On an impulse, instead of turning around at Washington Gate and heading straight home, Slaight took a turn and jogged down an alley behind the quarters known as Colonel’s Row along Washington Road. The alley was dark, illuminated only by small light fixtures above each garage door. He had stopped behind a parked car to tie a loose shoelace when he heard the gentle hum of a garage-door opener and looked up. In the darkened garage, he saw two figures kissing passionately. Standing, he slipped and kicked loose gravel against the car’s hubcap. At the sound, the figures inside the garage broke their embrace and ducked out of sight. The light over the garage door went out. For an instant, he thought he should identify himself so they wouldn’t think he was an intruder; then he noticed the car parked inside the garage. It was a Porsche 911, one of only a few he’d seen on the post. He went ahead and jogged past the garage. The people inside must have crouched behind the car in the dark, because he couldn’t see them. But he could see the West Point sticker on the bumper. The Porsche belonged to General Gibson, the Commandant of Cadets.
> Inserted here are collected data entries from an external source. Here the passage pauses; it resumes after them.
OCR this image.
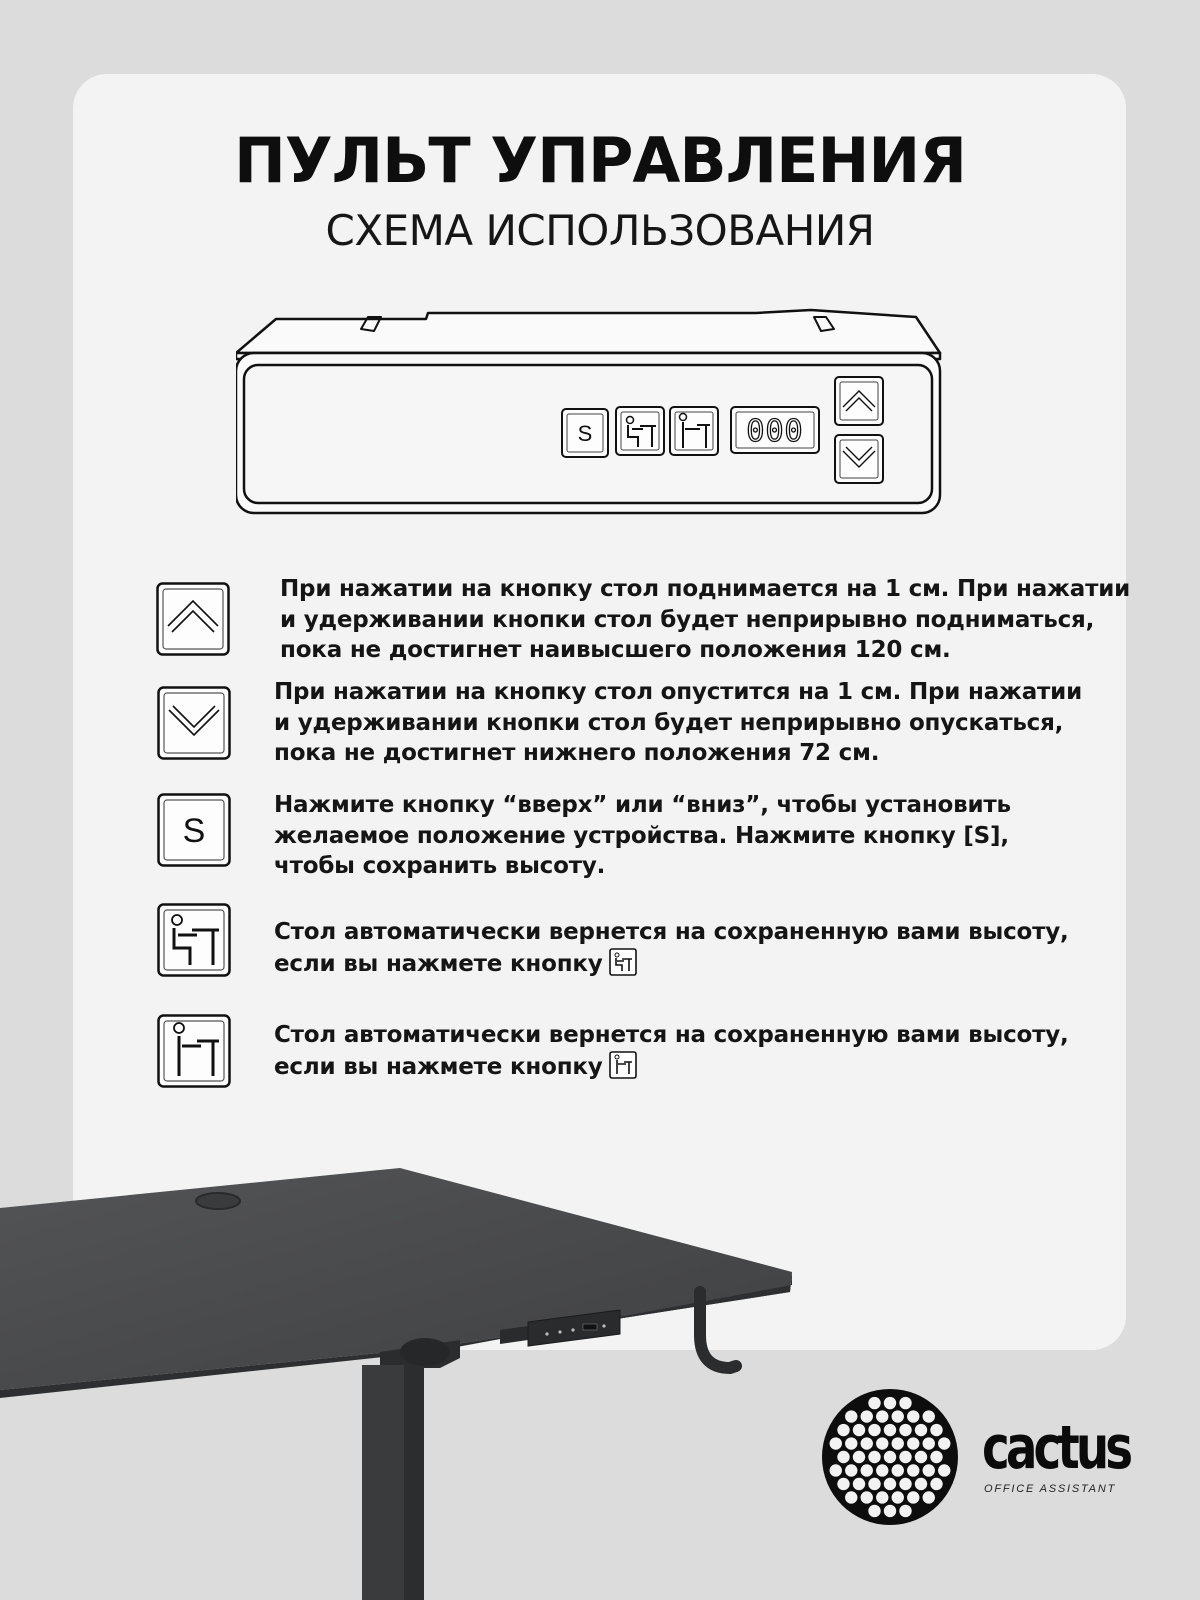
ПУЛЬТ УПРАВЛЕНИЯ
СХЕМА ИСПОЛЬЗОВАНИЯ
S	000
При нажатии на кнопку стол поднимается на 1 см. При нажатии
и удерживании кнопки стол будет неприрывно подниматься,
пока не достигнет наивысшего положения 120 см.
При нажатии на кнопку стол опустится на 1 см. При нажатии
и удерживании кнопки стол будет неприрывно опускаться,
пока не достигнет нижнего положения 72 см.
S
Нажмите кнопку “вверх” или “вниз”, чтобы установить
желаемое положение устройства. Нажмите кнопку [S],
чтобы сохранить высоту.
Стол автоматически вернется на сохраненную вами высоту,
если вы нажмете кнопку
Стол автоматически вернется на сохраненную вами высоту,
если вы нажмете кнопку
cactus
OFFICE ASSISTANT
Slaight wondered if he had been recognized as he jogged past, but he thought not. He had his sweatshirt hood up, and without the garage light, the alley was totally dark. He hadn’t seen their faces, but he could see enough from the light over the garage door to know that one was a stockily built man of medium height, and the other was a woman with light-colored, possibly blond, shoulder-length hair.
It was possible that someone else was driving the Com’s car. He had a son who was going to college nearby in Connecticut. But the man kissing the woman in the garage fit the Commandant’s
body shape, and in the dim light, his hair looked just like Gibson’s crew cut. He made a mental note of the quarters number over the garage.
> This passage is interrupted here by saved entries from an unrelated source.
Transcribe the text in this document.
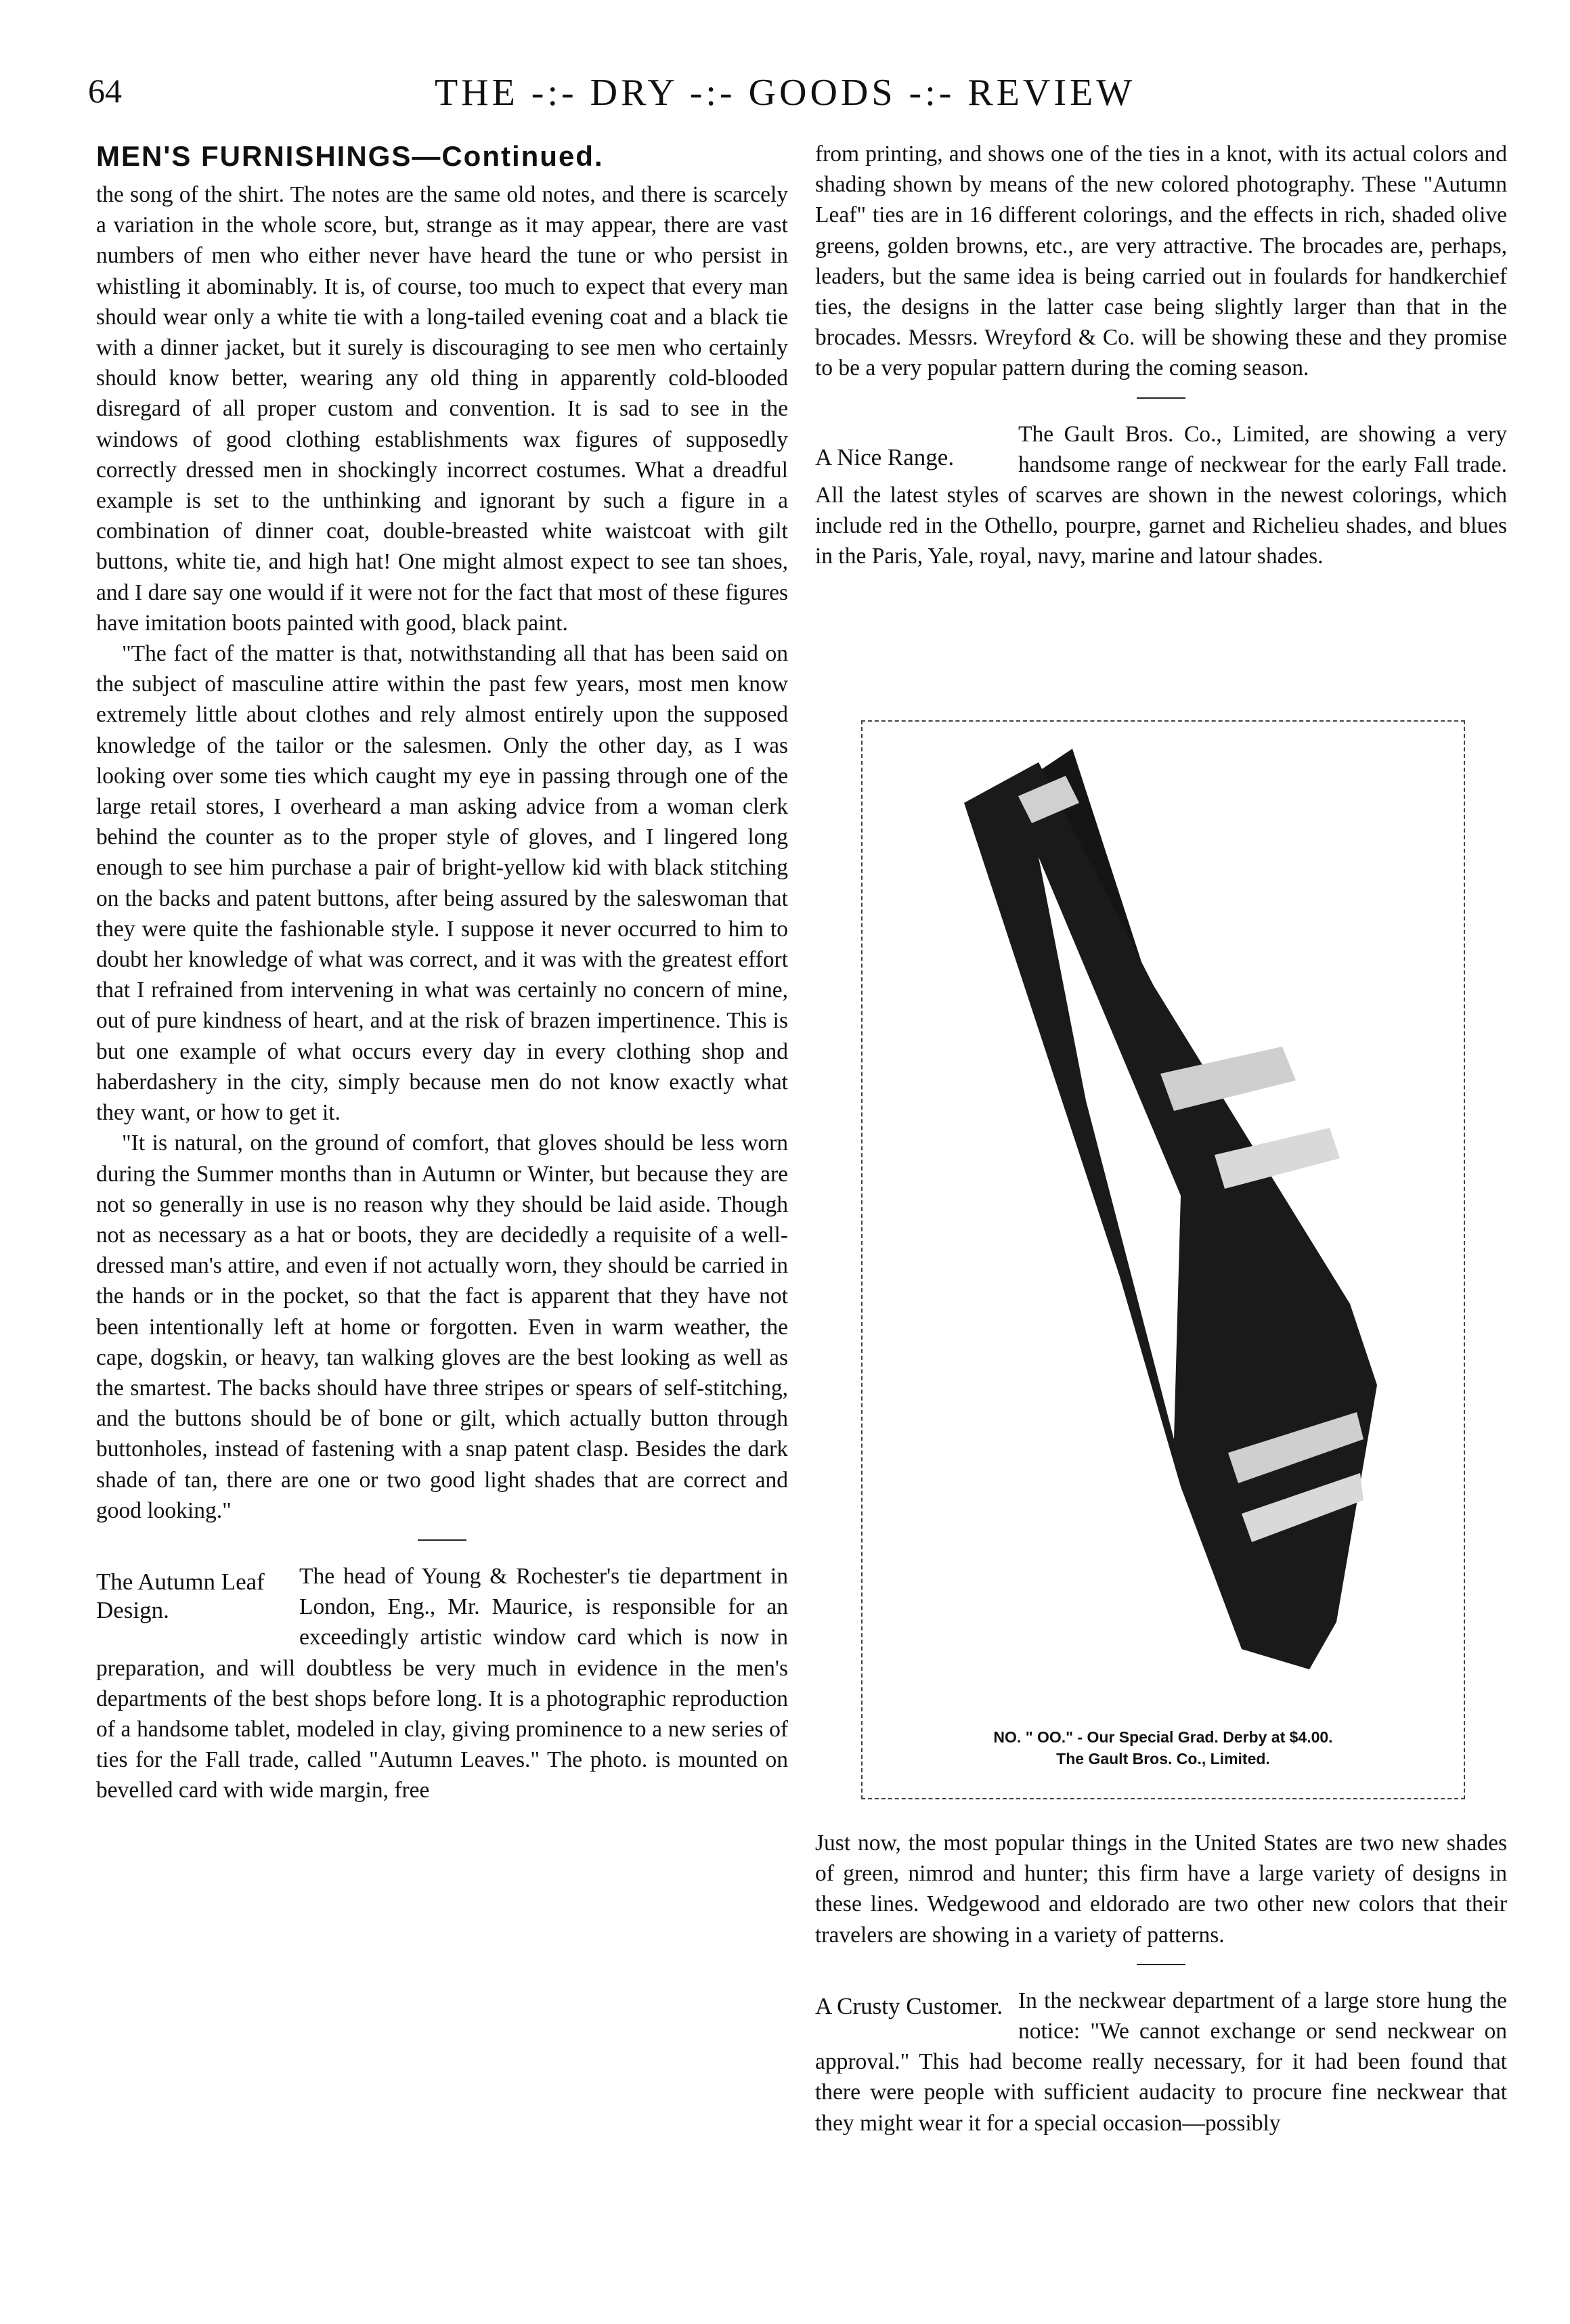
64	THE -:- DRY -:- GOODS -:- REVIEW

MEN'S FURNISHINGS—Continued.

the song of the shirt. The notes are the same old notes, and there is scarcely a variation in the whole score, but, strange as it may appear, there are vast numbers of men who either never have heard the tune or who persist in whistling it abominably. It is, of course, too much to expect that every man should wear only a white tie with a long-tailed evening coat and a black tie with a dinner jacket, but it surely is discouraging to see men who certainly should know better, wearing any old thing in apparently cold-blooded disregard of all proper custom and convention. It is sad to see in the windows of good clothing establishments wax figures of supposedly correctly dressed men in shockingly incorrect costumes. What a dreadful example is set to the unthinking and ignorant by such a figure in a combination of dinner coat, double-breasted white waistcoat with gilt buttons, white tie, and high hat! One might almost expect to see tan shoes, and I dare say one would if it were not for the fact that most of these figures have imitation boots painted with good, black paint.

"The fact of the matter is that, notwithstanding all that has been said on the subject of masculine attire within the past few years, most men know extremely little about clothes and rely almost entirely upon the supposed knowledge of the tailor or the salesmen. Only the other day, as I was looking over some ties which caught my eye in passing through one of the large retail stores, I overheard a man asking advice from a woman clerk behind the counter as to the proper style of gloves, and I lingered long enough to see him purchase a pair of bright-yellow kid with black stitching on the backs and patent buttons, after being assured by the saleswoman that they were quite the fashionable style. I suppose it never occurred to him to doubt her knowledge of what was correct, and it was with the greatest effort that I refrained from intervening in what was certainly no concern of mine, out of pure kindness of heart, and at the risk of brazen impertinence. This is but one example of what occurs every day in every clothing shop and haberdashery in the city, simply because men do not know exactly what they want, or how to get it.

"It is natural, on the ground of comfort, that gloves should be less worn during the Summer months than in Autumn or Winter, but because they are not so generally in use is no reason why they should be laid aside. Though not as necessary as a hat or boots, they are decidedly a requisite of a well-dressed man's attire, and even if not actually worn, they should be carried in the hands or in the pocket, so that the fact is apparent that they have not been intentionally left at home or forgotten. Even in warm weather, the cape, dogskin, or heavy, tan walking gloves are the best looking as well as the smartest. The backs should have three stripes or spears of self-stitching, and the buttons should be of bone or gilt, which actually button through buttonholes, instead of fastening with a snap patent clasp. Besides the dark shade of tan, there are one or two good light shades that are correct and good looking."

The Autumn Leaf Design.

The head of Young & Rochester's tie department in London, Eng., Mr. Maurice, is responsible for an exceedingly artistic window card which is now in preparation, and will doubtless be very much in evidence in the men's departments of the best shops before long. It is a photographic reproduction of a handsome tablet, modeled in clay, giving prominence to a new series of ties for the Fall trade, called "Autumn Leaves." The photo. is mounted on bevelled card with wide margin, free

from printing, and shows one of the ties in a knot, with its actual colors and shading shown by means of the new colored photography. These "Autumn Leaf" ties are in 16 different colorings, and the effects in rich, shaded olive greens, golden browns, etc., are very attractive. The brocades are, perhaps, leaders, but the same idea is being carried out in foulards for handkerchief ties, the designs in the latter case being slightly larger than that in the brocades. Messrs. Wreyford & Co. will be showing these and they promise to be a very popular pattern during the coming season.

A Nice Range.

The Gault Bros. Co., Limited, are showing a very handsome range of neckwear for the early Fall trade. All the latest styles of scarves are shown in the newest colorings, which include red in the Othello, pourpre, garnet and Richelieu shades, and blues in the Paris, Yale, royal, navy, marine and latour shades.

NO. " OO." - Our Special Grad. Derby at $4.00.
The Gault Bros. Co., Limited.

Just now, the most popular things in the United States are two new shades of green, nimrod and hunter; this firm have a large variety of designs in these lines. Wedgewood and eldorado are two other new colors that their travelers are showing in a variety of patterns.

A Crusty Customer. In the neckwear department of a large store hung the notice: "We cannot exchange or send neckwear on approval." This had become really necessary, for it had been found that there were people with sufficient audacity to procure fine neckwear that they might wear it for a special occasion—possibly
By the time he got home, he had begun to question his sanity. What was he, anyway? A Peeping Tom? He stripped off his sweats and stepped into a hot shower. So what if Gibson was knocking off a piece? He laughed out loud.
“What’s so funny, hon?” his wife asked.
He flipped the shower curtain aside. She was at the sink, brushing her teeth. “You’ll never guess in a million years what I saw while I was out jogging tonight.”
“I give up.”
“I was running down the alley behind the quarters on Washington Road, and one of the garage doors opened, and I think I saw Gibson in there making out with somebody.” He turned off the shower, grabbed a towel, and dried off.
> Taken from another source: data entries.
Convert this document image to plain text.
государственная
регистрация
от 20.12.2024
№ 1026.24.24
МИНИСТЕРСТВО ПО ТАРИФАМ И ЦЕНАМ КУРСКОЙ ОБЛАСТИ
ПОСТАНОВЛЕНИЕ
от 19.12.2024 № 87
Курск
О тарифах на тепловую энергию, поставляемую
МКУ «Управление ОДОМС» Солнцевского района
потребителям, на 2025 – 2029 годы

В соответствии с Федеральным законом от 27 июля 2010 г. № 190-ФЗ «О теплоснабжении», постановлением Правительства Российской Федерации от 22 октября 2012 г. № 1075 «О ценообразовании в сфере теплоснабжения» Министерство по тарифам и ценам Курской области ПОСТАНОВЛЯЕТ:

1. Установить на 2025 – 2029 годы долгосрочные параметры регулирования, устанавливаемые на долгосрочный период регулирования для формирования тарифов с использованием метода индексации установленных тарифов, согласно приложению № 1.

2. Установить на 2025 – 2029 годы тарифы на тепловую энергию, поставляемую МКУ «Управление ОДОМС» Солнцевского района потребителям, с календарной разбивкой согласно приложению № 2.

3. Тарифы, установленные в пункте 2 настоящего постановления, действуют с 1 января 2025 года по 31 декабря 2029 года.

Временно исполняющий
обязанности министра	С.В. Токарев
“Gibson? You mean straitlaced-holier-than-thou Jack Gibson?”
“I couldn’t see his face or hers, but the Porsche parked in the garage was definitely his, and the guy had a crew cut, real short.”
“Whose quarters was it?”
“Number One-twenty-five. There wasn’t any name.”
“It’s the Messicks’. Remember them? They were just down Grant Avenue from us at Leavenworth.”
“Yeah, Dick is professor of social science. I saw him just the other day at a meeting of the Academic Board.”
“I happen to know Dick is attending a conference at Princeton this week. He received his Ph.D. from Princeton, submitting some kind of paper he wrote.”
“How do you know that?”
“Betty Jones told me at the Officers’ Wives Club Luncheon yesterday. She said they’re encouraging all of the professors to attend these academic conferences. It’s part of the Academy’s certification thing.”
“Right. The Dean told me all about it when he briefed me a couple of weeks ago,” he said.
“So you saw goody-two-shoes Gibson in a lip-lock with Helen Messick? Very interesting.”
“I’m not sure. All I could see was that a man and a woman were kissing. There wasn’t much light, but I think she had blond hair.”